Many people who experience frequent urination with pain often have a urinary tract infection. This type of infection is usually the result of bacteria getting inside the urethra. Symptoms of a urinary tract infection include blood in the urine and occasionally lower back pain in addition to frequent, painful urination. There are home tests that a person can purchase over the counter to determine if she might have a urinary tract infection. If the results are positive, antibiotics will likely be needed in order to clear up the infection.
Some types of sexually transmitted diseases can cause symptoms that may include increased urinary frequency and pain. Gonorrhea and genital herpes are two examples of sexually transmitted diseases that include these urinary symptoms. There is no cure for genital herpes, although the disease can be managed. Gonorrhea is treatable with antibiotics. A sexually active person who is experiencing frequent urination with pain may need to see his doctor about the possibility that he might have a sexually transmitted disease if a urinary tract infection is ruled out.
In some men, prostatitis can cause frequent, painful urination. Prostatitis is a disease that affects the prostate gland, and although doctors are not always able to pinpoint the cause, it is probably the result of bacteria leaking into the prostate from the urine. In addition to frequent, painful urination, men with prostatitis might also experience intense pain in the lower back or groin area. Fever, nausea, and vomiting may occur if prostatitis is left untreated. Some types of prostatitis are treatable with antibiotics, while other types are harder to treat and may require regular use of pain relievers and alpha blockers to relax the bladder muscles.

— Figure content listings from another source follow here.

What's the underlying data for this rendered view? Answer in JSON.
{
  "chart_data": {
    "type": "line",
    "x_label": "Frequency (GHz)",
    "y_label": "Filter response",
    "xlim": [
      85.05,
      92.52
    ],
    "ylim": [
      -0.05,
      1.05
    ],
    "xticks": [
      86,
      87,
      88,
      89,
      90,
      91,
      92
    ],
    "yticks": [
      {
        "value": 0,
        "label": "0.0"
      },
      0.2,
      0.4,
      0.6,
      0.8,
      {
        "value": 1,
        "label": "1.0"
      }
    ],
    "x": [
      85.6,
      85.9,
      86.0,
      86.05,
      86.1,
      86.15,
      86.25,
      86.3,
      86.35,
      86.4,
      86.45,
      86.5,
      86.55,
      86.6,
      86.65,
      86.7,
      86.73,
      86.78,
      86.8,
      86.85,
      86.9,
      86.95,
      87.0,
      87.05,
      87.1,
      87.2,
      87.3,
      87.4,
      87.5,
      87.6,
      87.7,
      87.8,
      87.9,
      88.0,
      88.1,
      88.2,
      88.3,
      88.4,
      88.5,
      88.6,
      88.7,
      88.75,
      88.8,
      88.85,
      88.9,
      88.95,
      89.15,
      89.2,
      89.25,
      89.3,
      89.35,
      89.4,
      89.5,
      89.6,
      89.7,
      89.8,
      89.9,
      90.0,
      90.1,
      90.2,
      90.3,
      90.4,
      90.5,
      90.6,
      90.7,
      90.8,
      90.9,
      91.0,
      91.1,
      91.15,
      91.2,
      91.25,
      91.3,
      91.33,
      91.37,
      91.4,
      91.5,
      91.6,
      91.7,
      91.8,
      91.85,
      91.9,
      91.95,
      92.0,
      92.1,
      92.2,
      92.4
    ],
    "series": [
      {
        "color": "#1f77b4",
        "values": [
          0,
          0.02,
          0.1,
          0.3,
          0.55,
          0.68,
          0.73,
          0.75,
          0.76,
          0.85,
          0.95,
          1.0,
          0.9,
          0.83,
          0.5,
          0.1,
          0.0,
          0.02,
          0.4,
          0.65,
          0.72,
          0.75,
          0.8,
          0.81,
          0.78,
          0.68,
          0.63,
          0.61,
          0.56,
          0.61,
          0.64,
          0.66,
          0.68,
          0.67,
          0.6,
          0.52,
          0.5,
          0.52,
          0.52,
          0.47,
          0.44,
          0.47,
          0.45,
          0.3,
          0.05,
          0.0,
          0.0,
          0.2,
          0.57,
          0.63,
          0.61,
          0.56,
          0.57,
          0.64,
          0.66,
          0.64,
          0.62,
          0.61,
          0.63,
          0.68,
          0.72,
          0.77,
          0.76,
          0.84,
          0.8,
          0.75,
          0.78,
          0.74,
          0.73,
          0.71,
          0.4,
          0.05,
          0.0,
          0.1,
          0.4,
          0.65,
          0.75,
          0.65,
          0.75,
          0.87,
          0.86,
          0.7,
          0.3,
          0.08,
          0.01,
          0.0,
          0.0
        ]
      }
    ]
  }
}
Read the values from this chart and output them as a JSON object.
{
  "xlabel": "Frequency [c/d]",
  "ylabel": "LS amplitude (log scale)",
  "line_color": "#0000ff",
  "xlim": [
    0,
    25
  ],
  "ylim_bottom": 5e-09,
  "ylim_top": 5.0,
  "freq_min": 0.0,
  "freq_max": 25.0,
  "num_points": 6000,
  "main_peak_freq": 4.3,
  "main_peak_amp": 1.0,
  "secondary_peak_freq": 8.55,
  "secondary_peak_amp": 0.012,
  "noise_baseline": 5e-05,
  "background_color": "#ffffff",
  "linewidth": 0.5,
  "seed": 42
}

Frequent urination with pain is not typically a problem a person should ignore. Even though the symptoms might go away on their own, it's a good idea for someone who experienced them to see a doctor anyway. Ruling out any serious problems might give peace of mind to a person who is concerned about her health. If the symptoms go away without treatment, there is a good chance they will return again soon, particularly if the problem is related to some type of infection or disease.